Avery was like this towards me. She sacrificed everything for me, she cared for me, she listened to me, she went out of her way for me, but I thought it is only her personality. And while some might be her personality traits, most of it was because of her feelings towards me. And now... I am doing the same for her.

I would do anything for her; it's like an instinct.

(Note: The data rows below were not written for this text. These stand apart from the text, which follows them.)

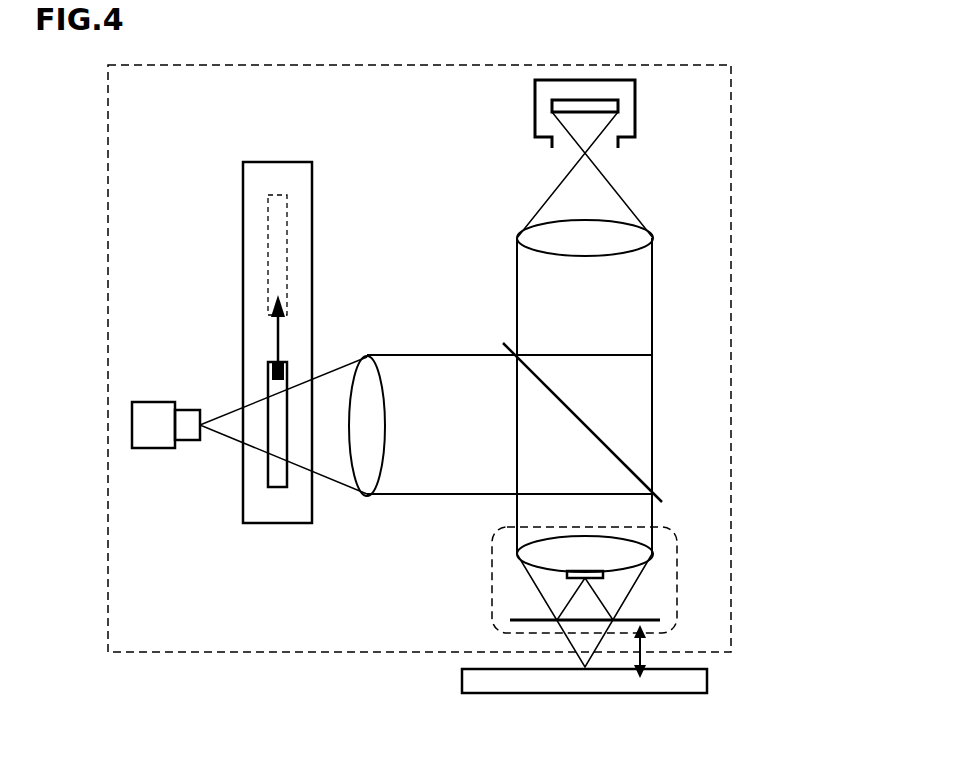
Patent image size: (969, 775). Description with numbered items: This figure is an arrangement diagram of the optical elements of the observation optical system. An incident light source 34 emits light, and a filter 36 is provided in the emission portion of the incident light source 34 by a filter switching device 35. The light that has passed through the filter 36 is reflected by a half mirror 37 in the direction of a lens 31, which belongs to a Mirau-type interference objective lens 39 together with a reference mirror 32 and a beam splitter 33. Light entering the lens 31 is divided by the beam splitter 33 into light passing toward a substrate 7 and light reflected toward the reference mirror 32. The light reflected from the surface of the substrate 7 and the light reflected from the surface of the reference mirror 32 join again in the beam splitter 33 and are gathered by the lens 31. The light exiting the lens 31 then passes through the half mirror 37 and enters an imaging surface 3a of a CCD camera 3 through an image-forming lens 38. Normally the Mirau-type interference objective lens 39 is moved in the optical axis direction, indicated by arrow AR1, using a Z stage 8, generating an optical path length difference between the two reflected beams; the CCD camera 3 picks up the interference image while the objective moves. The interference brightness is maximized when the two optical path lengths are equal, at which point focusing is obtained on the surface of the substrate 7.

The CCD camera 3 is at (603, 80).
The imaging surface 3a is at (618, 106).
The substrate 7 is at (707, 681).
The Z stage 8 is at (731, 300).
The lens 31 is at (652, 556).
The reference mirror 32 is at (603, 574).
The beam splitter 33 is at (660, 618).
The incident light source 34 is at (132, 432).
The filter switching device 35 is at (243, 185).
The filter 36 is at (268, 383).
The half mirror 37 is at (617, 455).
The image-forming lens 38 is at (653, 236).
The Mirau-type interference objective lens 39 is at (677, 541).
The movement direction arrow AR1 is at (647, 655).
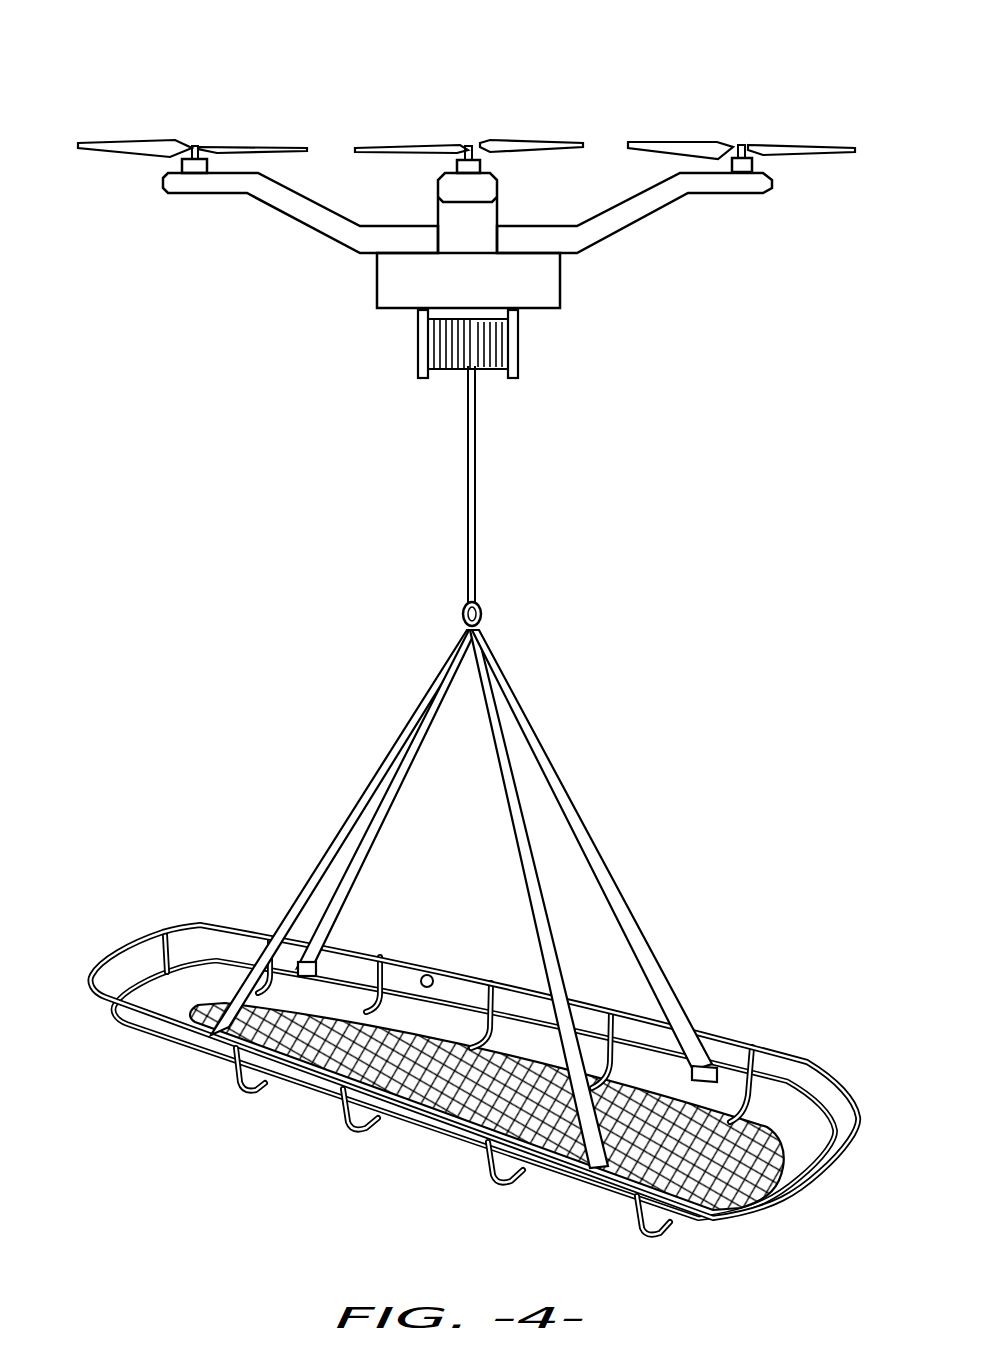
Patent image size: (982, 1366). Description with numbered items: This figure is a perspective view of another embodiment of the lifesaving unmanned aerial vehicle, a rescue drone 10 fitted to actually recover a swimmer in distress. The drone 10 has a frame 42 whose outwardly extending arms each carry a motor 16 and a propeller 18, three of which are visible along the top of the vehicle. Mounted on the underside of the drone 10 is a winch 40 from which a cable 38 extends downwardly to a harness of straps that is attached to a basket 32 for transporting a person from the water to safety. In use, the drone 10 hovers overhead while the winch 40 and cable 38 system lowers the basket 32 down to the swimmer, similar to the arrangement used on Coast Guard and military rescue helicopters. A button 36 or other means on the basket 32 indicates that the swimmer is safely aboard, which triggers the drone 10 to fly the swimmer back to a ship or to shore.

An instinct that I slowly had to get used to. Had to accept that I might have to put my work on hold for her and that is okay. Just like years ago I had to accept that I can't hide everything from her. That I can't be THE star in front of her.

Slowly my walls crumbled down and I didn't even put up a fight. It felt so good letting her in.

She especially deserves it since she is and has always been putting me first.

Even now she might have asked once if I can come but she never asked again. She wouldn't. But I knew I had to be here.

And when I saw her... how she hugged me tight, how she let out her tears, I knew I made the right decision.

She was always so alone in this country and I know she is strong, but I also knew she finally is opening up to me, she is letting to be comforted, she is showing her utterly vulnerable side to me which I have never seen before. Finally the walls around her are cracking as well.